Eventually, he was caught and in 1984 he pleaded guilty to Hudgins’ murder. He was sentenced to 25 years for the killing and 20 years for a Harris County robbery, according to court records.

He was released on parole after just eight years.

While still under supervisio­n he repeatedly raped and molested five younger relatives, including a 5year-old. He sexually assaulted the girls in the back of a converted bus, they later testified, and even offered to pay a 12-year-old to have his baby.

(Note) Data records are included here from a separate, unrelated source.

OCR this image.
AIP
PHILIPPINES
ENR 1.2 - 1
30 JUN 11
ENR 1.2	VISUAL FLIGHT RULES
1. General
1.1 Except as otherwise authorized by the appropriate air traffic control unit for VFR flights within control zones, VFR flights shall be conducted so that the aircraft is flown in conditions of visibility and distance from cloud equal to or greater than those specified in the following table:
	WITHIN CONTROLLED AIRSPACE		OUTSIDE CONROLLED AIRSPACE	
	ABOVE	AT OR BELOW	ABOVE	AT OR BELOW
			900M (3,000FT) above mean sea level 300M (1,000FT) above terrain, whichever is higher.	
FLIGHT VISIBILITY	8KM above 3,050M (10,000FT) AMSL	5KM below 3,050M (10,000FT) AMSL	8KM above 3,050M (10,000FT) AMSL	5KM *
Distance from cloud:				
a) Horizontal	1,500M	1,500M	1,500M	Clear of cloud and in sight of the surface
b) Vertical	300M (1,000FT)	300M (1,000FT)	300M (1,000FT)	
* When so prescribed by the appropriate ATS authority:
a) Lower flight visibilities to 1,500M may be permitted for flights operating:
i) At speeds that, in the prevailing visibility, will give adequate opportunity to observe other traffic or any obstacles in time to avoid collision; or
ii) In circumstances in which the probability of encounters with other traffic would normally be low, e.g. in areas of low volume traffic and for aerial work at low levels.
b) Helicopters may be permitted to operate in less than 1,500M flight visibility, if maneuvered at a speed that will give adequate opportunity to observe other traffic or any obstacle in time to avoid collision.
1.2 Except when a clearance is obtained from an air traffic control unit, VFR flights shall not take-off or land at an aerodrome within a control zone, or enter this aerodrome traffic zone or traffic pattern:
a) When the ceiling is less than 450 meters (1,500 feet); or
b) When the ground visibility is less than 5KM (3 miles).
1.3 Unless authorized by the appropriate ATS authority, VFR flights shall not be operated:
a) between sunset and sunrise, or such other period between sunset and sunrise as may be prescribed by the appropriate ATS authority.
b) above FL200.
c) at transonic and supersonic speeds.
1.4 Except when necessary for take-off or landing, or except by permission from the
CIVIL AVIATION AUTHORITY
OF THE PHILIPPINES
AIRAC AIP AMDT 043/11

He moved to Louisiana, and in 1998 he forced his way into Tera Robinson’s motel room, then tore off her clothes and raped her. At one point, he became enraged, binding and gagging the woman before stuffing her in a duffel bag.

She managed to break free and call for help.

Bible fled to Florida, where he was later arrested and brought back to Louisiana.

Bible was sentenced to life without parole in Louisiana and in 2003 a Harris County jury sentenced him to death in Deaton’s slaying after just three hours of deliberati­on. “I think it’s wonderful,” his cousin Wynona Bible — Deaton’s best friend — said after the sentencing. “Justice was done for Inez today.”

Weeks after his loss in court, Bible narrowly escaped death during a head-on collision as prison guards drove him to death row in July 2003. The officer behind the wheel, 40-year-old John Bennett, died after the wreck on U.S. Highway 190 near Polunsky Unit.

Although Bible survived, he spent months in the hospital, requiring multiple surgeries and ultimately ending up in a wheelchair due to lasting nerve damage in his left leg, according to appellate court filings.

The extent of his injuries formed a key part of his later appeals, when his attorney argued that he couldn’t be a future danger in his deteriorat­ing condition.

Over the course of his nearly 20 years of appeals, Bible also challenged

the constituti­onality of Texas’ death penalty, raised claims about alleged bias in jury selection and argued bad lawyering earlier in the case when his attorney failed to object when prosecutor­s re-enacted a rape in the courtroom.

The U.S. Supreme Court turned down his appeals in 2016.

On Monday, Bible appeared in the 351st State District Court in Harris County for a short hearing, according to the Harris County District Attorney’s Office. A judge signed off on the execution order and issued a death warrant.

There are no other pending appeals, according to his attorney.

“There’s nothing more I can do in the courts for him — but obviously there’s a clemency process,” she said. “That’s really all there is.”

The Lone Star State has already seen three executions this year, including another Houston serial killer, Anthony Shore. Aside from Bible’s, there are three more death dates on the calendar in Texas.